2005/11/7
昨冬はインフルエンザが大流行したが、予防接種のワクチンの効果は今一つだったことが、日本臨床内科医会(事務局・東京都千代田区)の調査で分かった。効果(有効率)は年によって変動しており、同内科医会インフルエンザ研究班の河合直樹班長は「昨冬は、流行を予測して作ったワクチンの型と、実際に流行したウイルスの型がずれた可能性がある」としつつ「こうしたデータを、予防接種を受けるかどうかの判断材料にしてほしい」と訴えている。
日本臨床内科医会は会員医師のいる全国43医療施設で、自ら希望してインフルエンザワクチンの予防接種を受けた人1万4364人と、受けなかった人3101人を登録。その後、今年4月30日までにインフルエンザにかかったかどうかを調べた。

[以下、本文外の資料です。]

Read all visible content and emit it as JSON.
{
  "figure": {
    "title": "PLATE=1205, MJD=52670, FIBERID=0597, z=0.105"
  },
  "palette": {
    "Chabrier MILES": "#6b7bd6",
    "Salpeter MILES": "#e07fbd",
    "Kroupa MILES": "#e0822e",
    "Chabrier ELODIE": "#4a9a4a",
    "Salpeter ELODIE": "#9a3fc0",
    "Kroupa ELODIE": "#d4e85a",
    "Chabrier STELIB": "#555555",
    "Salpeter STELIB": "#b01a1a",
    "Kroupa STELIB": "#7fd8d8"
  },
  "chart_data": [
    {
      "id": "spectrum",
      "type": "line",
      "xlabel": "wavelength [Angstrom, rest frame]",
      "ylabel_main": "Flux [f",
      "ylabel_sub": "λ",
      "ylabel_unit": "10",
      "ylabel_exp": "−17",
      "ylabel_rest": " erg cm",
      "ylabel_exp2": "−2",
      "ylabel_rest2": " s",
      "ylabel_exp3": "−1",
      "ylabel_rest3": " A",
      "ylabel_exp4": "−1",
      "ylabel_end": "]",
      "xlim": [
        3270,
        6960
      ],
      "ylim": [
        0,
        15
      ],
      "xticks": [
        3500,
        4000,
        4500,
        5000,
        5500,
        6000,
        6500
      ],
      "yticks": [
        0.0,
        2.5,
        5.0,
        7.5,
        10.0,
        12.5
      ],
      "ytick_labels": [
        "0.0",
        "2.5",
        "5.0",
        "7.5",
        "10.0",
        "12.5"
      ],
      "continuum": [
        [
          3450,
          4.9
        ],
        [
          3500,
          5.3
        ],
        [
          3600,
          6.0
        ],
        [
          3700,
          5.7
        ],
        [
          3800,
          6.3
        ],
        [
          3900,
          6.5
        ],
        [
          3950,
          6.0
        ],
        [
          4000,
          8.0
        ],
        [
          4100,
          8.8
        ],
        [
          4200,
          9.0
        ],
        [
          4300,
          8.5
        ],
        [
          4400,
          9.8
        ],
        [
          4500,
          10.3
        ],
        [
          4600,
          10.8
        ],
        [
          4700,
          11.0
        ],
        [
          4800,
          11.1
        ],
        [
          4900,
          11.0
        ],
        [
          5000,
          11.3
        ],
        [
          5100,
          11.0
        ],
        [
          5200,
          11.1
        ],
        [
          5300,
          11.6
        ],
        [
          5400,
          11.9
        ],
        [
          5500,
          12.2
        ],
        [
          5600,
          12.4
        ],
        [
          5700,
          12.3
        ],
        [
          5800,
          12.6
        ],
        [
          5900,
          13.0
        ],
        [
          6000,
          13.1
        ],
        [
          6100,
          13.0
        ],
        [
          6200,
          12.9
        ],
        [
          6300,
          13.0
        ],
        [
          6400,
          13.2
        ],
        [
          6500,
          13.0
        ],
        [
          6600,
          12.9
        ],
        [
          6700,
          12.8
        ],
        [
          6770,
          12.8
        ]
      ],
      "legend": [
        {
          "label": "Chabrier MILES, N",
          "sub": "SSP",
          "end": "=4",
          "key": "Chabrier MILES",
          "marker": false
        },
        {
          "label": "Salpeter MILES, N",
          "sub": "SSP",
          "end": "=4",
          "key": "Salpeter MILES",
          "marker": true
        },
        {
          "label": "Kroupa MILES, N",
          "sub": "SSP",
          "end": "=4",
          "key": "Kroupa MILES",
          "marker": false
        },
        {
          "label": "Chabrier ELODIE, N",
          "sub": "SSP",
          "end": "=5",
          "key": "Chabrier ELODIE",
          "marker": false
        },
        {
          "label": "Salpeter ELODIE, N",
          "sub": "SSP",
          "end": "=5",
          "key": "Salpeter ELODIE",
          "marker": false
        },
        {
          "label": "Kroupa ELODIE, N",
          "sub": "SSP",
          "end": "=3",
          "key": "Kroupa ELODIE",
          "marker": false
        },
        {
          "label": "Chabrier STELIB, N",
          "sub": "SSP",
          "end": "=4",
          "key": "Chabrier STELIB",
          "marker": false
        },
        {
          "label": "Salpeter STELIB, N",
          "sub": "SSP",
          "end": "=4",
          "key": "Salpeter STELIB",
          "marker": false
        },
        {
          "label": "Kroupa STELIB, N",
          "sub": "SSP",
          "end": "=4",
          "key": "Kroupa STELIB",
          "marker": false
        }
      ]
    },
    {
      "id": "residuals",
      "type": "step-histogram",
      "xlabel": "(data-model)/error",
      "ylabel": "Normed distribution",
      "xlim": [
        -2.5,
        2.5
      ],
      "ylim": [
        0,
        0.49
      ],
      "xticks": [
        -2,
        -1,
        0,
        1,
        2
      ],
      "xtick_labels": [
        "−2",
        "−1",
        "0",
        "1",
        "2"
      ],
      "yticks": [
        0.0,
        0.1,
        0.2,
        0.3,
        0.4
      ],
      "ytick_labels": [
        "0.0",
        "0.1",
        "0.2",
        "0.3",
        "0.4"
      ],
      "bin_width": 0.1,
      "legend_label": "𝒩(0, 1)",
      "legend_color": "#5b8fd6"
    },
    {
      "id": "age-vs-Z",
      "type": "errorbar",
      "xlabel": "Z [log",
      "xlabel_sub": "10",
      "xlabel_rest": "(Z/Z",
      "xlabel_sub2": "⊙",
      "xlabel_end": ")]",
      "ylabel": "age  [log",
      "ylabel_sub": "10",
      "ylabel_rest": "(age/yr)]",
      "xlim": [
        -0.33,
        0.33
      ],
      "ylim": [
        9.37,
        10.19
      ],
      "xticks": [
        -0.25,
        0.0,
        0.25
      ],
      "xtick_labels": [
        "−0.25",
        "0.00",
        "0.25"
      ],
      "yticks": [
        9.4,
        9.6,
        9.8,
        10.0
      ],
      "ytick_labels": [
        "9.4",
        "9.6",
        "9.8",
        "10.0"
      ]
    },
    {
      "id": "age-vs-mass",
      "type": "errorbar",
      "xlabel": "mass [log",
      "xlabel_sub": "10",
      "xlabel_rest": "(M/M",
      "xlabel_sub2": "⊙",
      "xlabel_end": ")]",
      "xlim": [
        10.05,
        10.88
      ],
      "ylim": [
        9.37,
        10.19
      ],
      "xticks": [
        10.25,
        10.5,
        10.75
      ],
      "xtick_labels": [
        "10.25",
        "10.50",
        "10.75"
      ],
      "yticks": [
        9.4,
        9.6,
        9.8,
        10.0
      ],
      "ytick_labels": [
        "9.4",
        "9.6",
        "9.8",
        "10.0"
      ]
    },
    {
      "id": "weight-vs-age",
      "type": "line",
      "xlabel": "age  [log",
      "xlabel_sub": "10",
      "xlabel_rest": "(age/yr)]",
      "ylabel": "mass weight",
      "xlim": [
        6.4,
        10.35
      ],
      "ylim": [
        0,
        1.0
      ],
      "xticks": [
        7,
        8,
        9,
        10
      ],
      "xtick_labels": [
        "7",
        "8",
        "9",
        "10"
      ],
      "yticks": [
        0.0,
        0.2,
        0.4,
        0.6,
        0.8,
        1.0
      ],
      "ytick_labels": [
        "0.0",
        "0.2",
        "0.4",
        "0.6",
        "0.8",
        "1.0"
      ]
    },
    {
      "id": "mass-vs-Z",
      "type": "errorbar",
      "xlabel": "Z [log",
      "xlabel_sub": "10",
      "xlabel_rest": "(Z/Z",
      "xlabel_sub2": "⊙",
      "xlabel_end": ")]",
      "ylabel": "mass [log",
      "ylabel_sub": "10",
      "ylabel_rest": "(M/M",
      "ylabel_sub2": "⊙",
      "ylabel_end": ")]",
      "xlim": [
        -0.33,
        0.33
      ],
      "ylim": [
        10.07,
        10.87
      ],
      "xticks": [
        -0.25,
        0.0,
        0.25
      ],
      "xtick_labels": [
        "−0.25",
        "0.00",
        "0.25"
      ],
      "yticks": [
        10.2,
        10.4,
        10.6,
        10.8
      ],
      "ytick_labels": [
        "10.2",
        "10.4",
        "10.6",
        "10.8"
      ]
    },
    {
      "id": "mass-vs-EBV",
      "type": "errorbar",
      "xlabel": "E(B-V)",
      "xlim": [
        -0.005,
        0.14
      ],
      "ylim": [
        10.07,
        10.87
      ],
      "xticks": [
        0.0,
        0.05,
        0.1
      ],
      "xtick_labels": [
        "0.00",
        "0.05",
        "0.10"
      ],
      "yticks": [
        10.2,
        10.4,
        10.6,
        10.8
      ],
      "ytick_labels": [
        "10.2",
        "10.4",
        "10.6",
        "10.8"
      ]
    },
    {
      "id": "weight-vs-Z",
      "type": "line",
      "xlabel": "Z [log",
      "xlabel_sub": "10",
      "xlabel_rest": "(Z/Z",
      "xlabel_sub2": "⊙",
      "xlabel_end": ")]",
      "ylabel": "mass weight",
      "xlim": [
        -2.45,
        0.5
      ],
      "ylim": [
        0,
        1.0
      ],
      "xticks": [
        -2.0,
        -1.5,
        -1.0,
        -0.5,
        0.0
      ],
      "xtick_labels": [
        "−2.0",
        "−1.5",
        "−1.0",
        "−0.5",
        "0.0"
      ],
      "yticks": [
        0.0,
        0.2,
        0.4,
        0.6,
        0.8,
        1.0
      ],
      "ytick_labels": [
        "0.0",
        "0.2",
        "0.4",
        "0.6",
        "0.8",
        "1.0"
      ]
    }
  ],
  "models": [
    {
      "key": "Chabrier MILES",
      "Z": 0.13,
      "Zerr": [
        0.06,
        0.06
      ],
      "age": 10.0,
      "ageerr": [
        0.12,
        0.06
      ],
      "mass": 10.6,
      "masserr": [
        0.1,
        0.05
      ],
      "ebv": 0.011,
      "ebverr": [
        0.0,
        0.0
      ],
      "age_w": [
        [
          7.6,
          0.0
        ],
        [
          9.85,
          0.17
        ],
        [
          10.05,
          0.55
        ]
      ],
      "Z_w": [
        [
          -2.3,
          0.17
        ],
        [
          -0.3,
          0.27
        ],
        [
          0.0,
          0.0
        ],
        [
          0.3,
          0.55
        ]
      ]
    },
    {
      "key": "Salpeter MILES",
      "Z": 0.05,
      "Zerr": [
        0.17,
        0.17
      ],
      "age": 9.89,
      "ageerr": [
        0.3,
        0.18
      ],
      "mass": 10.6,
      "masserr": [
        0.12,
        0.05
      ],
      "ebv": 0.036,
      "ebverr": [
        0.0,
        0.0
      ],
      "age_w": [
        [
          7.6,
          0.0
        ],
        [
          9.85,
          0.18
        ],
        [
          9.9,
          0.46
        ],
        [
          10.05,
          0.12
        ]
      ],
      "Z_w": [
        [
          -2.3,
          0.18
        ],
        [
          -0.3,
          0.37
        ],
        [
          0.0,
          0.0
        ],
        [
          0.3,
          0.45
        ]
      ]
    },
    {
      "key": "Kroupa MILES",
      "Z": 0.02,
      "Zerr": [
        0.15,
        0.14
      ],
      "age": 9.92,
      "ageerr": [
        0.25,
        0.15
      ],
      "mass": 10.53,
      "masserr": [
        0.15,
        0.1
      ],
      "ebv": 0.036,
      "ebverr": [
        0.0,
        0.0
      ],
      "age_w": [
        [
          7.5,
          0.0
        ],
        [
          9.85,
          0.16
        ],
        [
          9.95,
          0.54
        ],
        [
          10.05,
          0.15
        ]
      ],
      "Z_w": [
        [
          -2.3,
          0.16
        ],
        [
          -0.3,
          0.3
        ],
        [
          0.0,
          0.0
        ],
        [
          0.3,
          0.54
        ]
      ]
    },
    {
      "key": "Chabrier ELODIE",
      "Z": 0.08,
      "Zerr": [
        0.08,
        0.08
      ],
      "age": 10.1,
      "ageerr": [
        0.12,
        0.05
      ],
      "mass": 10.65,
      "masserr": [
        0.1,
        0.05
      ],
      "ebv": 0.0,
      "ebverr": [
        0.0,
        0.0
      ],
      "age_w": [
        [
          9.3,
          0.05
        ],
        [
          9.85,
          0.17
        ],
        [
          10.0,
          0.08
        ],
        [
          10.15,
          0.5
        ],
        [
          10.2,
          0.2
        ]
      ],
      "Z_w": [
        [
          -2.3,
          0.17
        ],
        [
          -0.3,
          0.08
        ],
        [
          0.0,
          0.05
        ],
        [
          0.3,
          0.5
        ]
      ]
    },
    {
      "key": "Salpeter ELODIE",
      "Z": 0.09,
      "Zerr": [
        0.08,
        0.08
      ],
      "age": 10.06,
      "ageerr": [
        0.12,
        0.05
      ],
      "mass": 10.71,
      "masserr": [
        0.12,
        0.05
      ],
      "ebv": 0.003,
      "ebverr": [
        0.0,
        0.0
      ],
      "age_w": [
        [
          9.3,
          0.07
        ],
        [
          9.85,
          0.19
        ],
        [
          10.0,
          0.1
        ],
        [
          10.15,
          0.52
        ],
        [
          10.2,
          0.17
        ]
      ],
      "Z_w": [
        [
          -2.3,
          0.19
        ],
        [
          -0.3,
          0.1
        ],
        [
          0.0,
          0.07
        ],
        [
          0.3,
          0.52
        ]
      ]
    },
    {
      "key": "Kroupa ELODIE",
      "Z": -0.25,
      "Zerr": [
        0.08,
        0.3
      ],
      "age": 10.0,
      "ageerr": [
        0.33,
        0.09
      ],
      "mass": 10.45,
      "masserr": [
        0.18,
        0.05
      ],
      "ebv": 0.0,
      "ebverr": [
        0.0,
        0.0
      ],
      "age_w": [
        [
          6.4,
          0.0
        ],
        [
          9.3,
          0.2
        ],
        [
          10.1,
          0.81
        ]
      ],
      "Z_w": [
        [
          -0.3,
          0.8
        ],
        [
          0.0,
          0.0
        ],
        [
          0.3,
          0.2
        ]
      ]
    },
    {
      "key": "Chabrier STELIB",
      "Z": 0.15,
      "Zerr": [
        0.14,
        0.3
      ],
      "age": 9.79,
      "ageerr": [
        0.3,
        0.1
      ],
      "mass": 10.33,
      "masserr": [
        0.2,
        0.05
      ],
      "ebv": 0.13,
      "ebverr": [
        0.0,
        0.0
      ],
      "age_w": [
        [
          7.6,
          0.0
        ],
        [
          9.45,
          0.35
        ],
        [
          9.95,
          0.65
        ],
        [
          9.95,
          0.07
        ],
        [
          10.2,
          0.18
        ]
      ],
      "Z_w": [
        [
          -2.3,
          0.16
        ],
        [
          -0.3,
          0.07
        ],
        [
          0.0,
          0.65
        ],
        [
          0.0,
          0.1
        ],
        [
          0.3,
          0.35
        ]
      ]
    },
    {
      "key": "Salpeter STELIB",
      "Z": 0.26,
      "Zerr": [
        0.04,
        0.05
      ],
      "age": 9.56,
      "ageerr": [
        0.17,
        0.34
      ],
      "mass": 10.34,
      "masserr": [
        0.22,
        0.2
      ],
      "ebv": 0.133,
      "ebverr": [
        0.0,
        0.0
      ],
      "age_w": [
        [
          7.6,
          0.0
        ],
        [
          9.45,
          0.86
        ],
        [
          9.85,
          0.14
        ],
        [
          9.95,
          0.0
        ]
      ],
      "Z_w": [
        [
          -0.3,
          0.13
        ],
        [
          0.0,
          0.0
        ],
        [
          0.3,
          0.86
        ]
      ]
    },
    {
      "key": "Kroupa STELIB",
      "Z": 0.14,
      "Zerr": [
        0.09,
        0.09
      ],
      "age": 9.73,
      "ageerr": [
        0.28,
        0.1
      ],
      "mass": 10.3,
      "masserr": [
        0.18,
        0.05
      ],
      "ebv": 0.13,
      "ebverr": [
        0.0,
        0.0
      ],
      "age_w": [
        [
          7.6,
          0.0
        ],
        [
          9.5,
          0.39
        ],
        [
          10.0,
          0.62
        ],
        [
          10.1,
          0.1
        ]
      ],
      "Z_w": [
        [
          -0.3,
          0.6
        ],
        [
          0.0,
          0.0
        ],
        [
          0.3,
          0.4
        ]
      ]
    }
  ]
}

その結果、接種を受けながら発症したのは696人(発症率4.8%)。逆に受けない人のうち発症したのは206人(同6.6%)だった。接種でインフルエンザにかかる率がどの程度低下するかを見る「有効率」は約27%となった。
同内科医会はワクチンの効果を検証するため、01年から02年にかけての冬から調査を始め、今回で4回目になる。これまでの発症率はワクチンを接種したグループでは、4年前の冬から0.3%▽1.9%▽1.7%▽4.8%と推移。一方、接種しないグループでは、それが1.2%▽5.9%▽2.4%▽6.6%だった。
「有効率」は最初の2冬で比較的高く、75%と68%を記録したが、昨冬と一昨冬は3割を切った。